Queere Figuren in Videospielen: Schwule Schläger und verliebte Mädchen

Videospiele waren lange vor allem auf ein männliches, heterosexuelles Publikum ausgerichtet. Inzwischen gibt es immer mehr queere Figuren und Geschichten in den virtuellen Welten. Ein Streifzug.

In der Männerdusche eines Fitnessstudios. Ein Mann kommt herein und gibt dem nächstbesten Duschenbesucher eine Rückenmassage. Keine ungewöhnliche Szene? Doch, denn hier handelt es sich um ein Videospiel. Es heißt "Rinse And Repeat" und kann umsonst im Netz heruntergeladen werden.

Mit einer ähnlichen Szene wie diese Crusing-Simulation begann auch die erste Staffel der Erfolgsserie "Orange Is The New Black" - allerdings war sie in einem Frauengefängnis angesiedelt. Und ganz ähnlich wie in TV-Serien tauchen auch in Videospielen zunehmend queere Themen und Charaktere auf. Die Spieler und Spielerinnen haben die Möglichkeit, verschiedene Sexualitäten auszutesten.
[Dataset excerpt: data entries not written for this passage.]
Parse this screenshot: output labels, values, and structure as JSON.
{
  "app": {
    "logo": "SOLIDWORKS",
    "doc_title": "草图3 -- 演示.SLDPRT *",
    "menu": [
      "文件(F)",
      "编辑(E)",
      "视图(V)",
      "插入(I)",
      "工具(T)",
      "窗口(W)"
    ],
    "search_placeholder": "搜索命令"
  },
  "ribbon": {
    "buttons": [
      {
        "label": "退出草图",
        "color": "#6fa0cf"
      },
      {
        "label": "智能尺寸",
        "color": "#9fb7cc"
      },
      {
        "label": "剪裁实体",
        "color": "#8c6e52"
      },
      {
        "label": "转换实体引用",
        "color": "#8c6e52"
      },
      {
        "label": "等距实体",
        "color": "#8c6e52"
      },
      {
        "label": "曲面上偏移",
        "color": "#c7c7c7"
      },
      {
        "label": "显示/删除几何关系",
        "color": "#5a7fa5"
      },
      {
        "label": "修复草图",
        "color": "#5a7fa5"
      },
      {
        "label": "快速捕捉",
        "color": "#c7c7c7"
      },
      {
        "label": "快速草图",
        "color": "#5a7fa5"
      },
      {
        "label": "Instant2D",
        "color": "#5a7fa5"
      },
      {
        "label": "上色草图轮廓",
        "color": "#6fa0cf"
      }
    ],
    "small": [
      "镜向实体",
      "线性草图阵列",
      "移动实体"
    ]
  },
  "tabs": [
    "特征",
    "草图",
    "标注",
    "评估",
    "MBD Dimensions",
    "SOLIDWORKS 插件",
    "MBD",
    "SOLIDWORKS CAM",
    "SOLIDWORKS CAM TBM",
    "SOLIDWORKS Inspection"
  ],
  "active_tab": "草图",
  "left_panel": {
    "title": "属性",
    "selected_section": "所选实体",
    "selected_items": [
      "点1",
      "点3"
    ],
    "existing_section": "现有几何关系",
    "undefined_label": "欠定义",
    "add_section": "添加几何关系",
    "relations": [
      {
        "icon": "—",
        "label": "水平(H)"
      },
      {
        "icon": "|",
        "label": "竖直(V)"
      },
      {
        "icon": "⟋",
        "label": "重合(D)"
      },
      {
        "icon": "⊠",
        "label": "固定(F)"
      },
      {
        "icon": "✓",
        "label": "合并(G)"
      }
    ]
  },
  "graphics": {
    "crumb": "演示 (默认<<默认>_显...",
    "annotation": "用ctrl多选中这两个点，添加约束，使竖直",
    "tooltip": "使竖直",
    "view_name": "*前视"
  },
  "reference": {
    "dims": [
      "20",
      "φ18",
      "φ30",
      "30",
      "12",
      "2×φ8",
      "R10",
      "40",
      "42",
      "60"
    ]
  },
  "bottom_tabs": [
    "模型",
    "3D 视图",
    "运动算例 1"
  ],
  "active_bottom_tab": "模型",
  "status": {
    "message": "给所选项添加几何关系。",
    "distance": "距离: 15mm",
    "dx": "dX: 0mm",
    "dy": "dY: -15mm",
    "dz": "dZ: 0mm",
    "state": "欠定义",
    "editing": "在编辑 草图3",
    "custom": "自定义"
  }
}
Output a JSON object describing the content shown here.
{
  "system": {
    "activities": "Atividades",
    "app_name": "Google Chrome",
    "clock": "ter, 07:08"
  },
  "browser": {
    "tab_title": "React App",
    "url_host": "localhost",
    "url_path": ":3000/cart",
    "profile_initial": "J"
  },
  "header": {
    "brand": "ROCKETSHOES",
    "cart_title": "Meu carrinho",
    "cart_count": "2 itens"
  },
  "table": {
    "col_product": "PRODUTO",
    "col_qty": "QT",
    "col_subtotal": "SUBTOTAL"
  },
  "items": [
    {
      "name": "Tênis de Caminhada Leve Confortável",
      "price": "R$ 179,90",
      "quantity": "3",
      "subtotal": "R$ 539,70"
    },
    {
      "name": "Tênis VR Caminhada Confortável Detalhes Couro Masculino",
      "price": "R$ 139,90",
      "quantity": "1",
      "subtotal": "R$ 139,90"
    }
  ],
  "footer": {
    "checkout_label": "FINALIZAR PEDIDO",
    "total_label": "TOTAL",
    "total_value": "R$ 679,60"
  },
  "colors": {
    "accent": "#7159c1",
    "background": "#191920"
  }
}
Doch bis zu diesem Punkt war es ein langer Weg. Homosexuelle Spiel-Charaktere galten in den 80er und 90er Jahren kaum als Kaufargument, vielmehr wurden sie als Risiko gesehen. Deshalb war es vor allem an den Indie-Entwicklern, queere Geschichten zu erzählen und queeren Figuren einen Platz in diesem interaktiven Medium zu verschaffen.

Geht man den Pfad zur heutigen relativen gegenüber Offenheit queeren Charaktere entlang, so begegnet man zunächst nur kleinen, kaum wahrnehmbaren Nebenfiguren. Über homosexuelle Figuren wurde mehr gemunkelt, es gab Andeutungen, Charaktere äußerten subtile Liebesbekundungen. In Booklets fand man obskure Beschreibungen. Kurzum, es existierten nur wenige offen als queer inszenierte Charaktere. Und wenn doch, dann handelte es sich oft um die stereotype Tunte. So etwa in "Streets of Rage 3“ (1994), ein Kampfspiel, in dem ein Endgegner der flamboyante "Ash“ war. Diese nur in der japanischen Version enthaltene Figur war eine nerviger Typ, nur dazu da, verprügelt zu werden.

"Ash" ist schwul. Darum muss er Leder tragen:

Bekannter dürfte die Figur "Birdo“ sein. Den ersten Auftritt, wenn auch noch unter dem Namen "Ostro“, hatte sie im 1992 veröffentlichten Jump'n'Run-Spiel "Super Mario Bros. 2" (in Japan zuerst unter dem Titel "Yume Kōjō: Doki Doki Panic“ erschienen). Seitdem ist dieser Charakter in vielen Nintendo-Spieleserien aufgetaucht: "Mario Kart", "Mario Tennis", "Mario Golf" und weitere.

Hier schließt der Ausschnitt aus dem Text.